The idea poses challenges to the chemical engineering curriculum, says Anthamatten, who notes the difficulty of proceeding with a major in that department without having taken both semesters of the introductory chemistry sequence.

Yet the chemical engineering department has devised a model for the type of tech-literacy courses the committee would like to see the departments develop. For the past five years, the department has offered a popular course called Green Engineering, in which several faculty coteach modules on fuel cells, solar cells, environmental economics, and other topics.

“After more than five years of teaching and fine-tuning the course, the class size has grown and the student reviews have improved,” says Anthamatten. The course is offered to freshman chemical engineers but has attracted students from the humanities and social sciences as well.

“It’s offered to freshmen who are in our programs, but sometimes seniors in other disciplines” take it, and it is the type of course that could be offered to more nonengineering students.

If engineers were to devise more courses such as this one, Norwood says, it might encourage students to see their math and sciences courses as “tools, not roadblocks.”

“If you’ve got this picture of what you see yourself doing, it will be easier for you to look at those science and math courses as tools to your end result, as opposed to roadblocks to this amorphous thing out there called engineering.”

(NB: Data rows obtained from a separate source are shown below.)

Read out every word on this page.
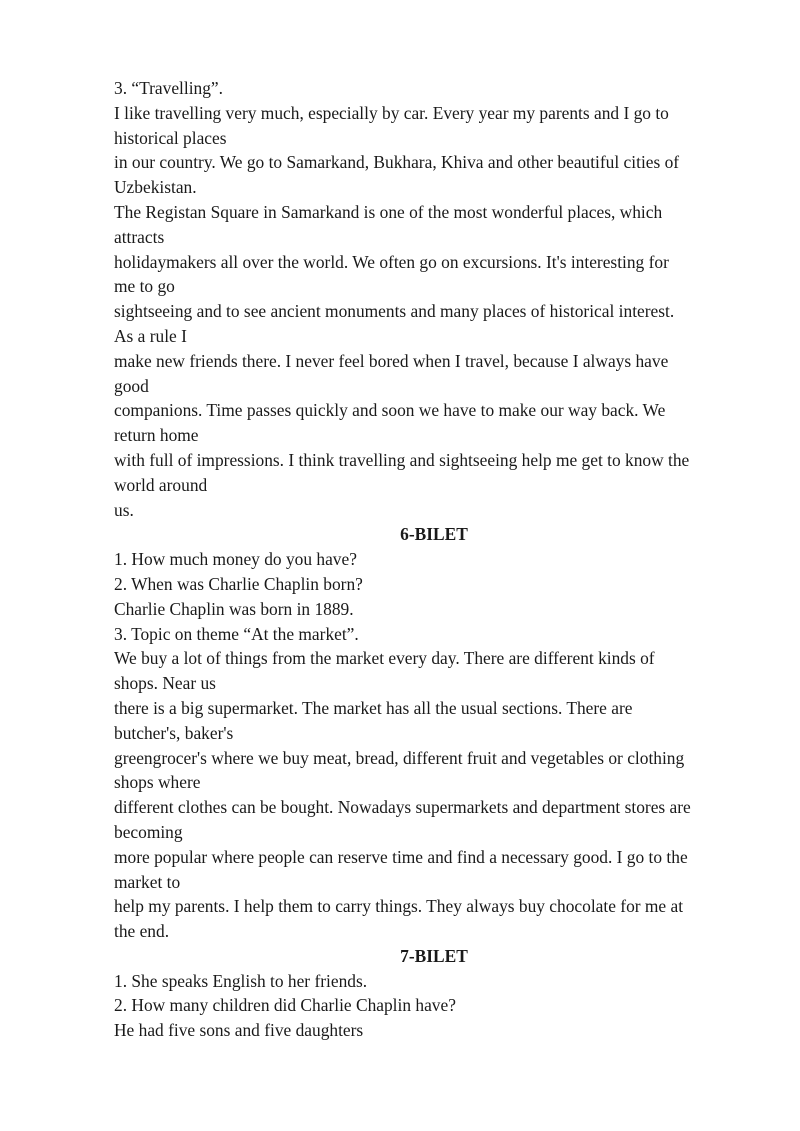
3. “Travelling”.
I like travelling very much, especially by car. Every year my parents and I go to
historical places
in our country. We go to Samarkand, Bukhara, Khiva and other beautiful cities of
Uzbekistan.
The Registan Square in Samarkand is one of the most wonderful places, which
attracts
holidaymakers all over the world. We often go on excursions. It's interesting for
me to go
sightseeing and to see ancient monuments and many places of historical interest.
As a rule I
make new friends there. I never feel bored when I travel, because I always have
good
companions. Time passes quickly and soon we have to make our way back. We
return home
with full of impressions. I think travelling and sightseeing help me get to know the
world around
us.
6-BILET
1. How much money do you have?
2. When was Charlie Chaplin born?
Charlie Chaplin was born in 1889.
3. Topic on theme “At the market”.
We buy a lot of things from the market every day. There are different kinds of
shops. Near us
there is a big supermarket. The market has all the usual sections. There are
butcher's, baker's
greengrocer's where we buy meat, bread, different fruit and vegetables or clothing
shops where
different clothes can be bought. Nowadays supermarkets and department stores are
becoming
more popular where people can reserve time and find a necessary good. I go to the
market to
help my parents. I help them to carry things. They always buy chocolate for me at
the end.
7-BILET
1. She speaks English to her friends.
2. How many children did Charlie Chaplin have?
He had five sons and five daughters
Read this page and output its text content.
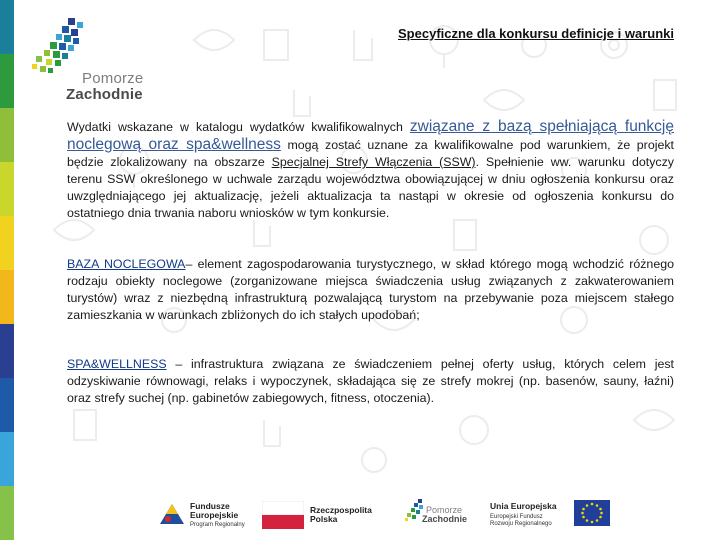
Pomorze
Zachodnie
Specyficzne dla konkursu definicje i warunki
Wydatki wskazane w katalogu wydatków kwalifikowalnych związane z bazą spełniającą funkcję noclegową oraz spa&wellness mogą zostać uznane za kwalifikowalne pod warunkiem, że projekt będzie zlokalizowany na obszarze Specjalnej Strefy Włączenia (SSW). Spełnienie ww. warunku dotyczy terenu SSW określonego w uchwale zarządu województwa obowiązującej w dniu ogłoszenia konkursu oraz uwzględniającego jej aktualizację, jeżeli aktualizacja ta nastąpi w okresie od ogłoszenia konkursu do ostatniego dnia trwania naboru wniosków w tym konkursie.
BAZA NOCLEGOWA– element zagospodarowania turystycznego, w skład którego mogą wchodzić różnego rodzaju obiekty noclegowe (zorganizowane miejsca świadczenia usług związanych z zakwaterowaniem turystów) wraz z niezbędną infrastrukturą pozwalającą turystom na przebywanie poza miejscem stałego zamieszkania w warunkach zbliżonych do ich stałych upodobań;
SPA&WELLNESS – infrastruktura związana ze świadczeniem pełnej oferty usług, których celem jest odzyskiwanie równowagi, relaks i wypoczynek, składająca się ze strefy mokrej (np. basenów, sauny, łaźni) oraz strefy suchej (np. gabinetów zabiegowych, fitness, otoczenia).
Fundusze
Europejskie
Program Regionalny
Rzeczpospolita
Polska
Pomorze
Zachodnie
Unia Europejska
Europejski Fundusz
Rozwoju Regionalnego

The curriculum review is still at the beginning of a long process, and no recommendations are final. But it is advancing a compelling vision that would place the Hajim School at the forefront a movement toward greater accessibility and hands-on design that is just starting to take place within engineering schools.

Clark, who came to Rochester from Duke a year ago, says Rochester, which has excelled in the implementation of multidisciplinary and crossdisciplinary programs, has an ideal opportunity to be leader. “It’s one of the things that drew me to the U of R.”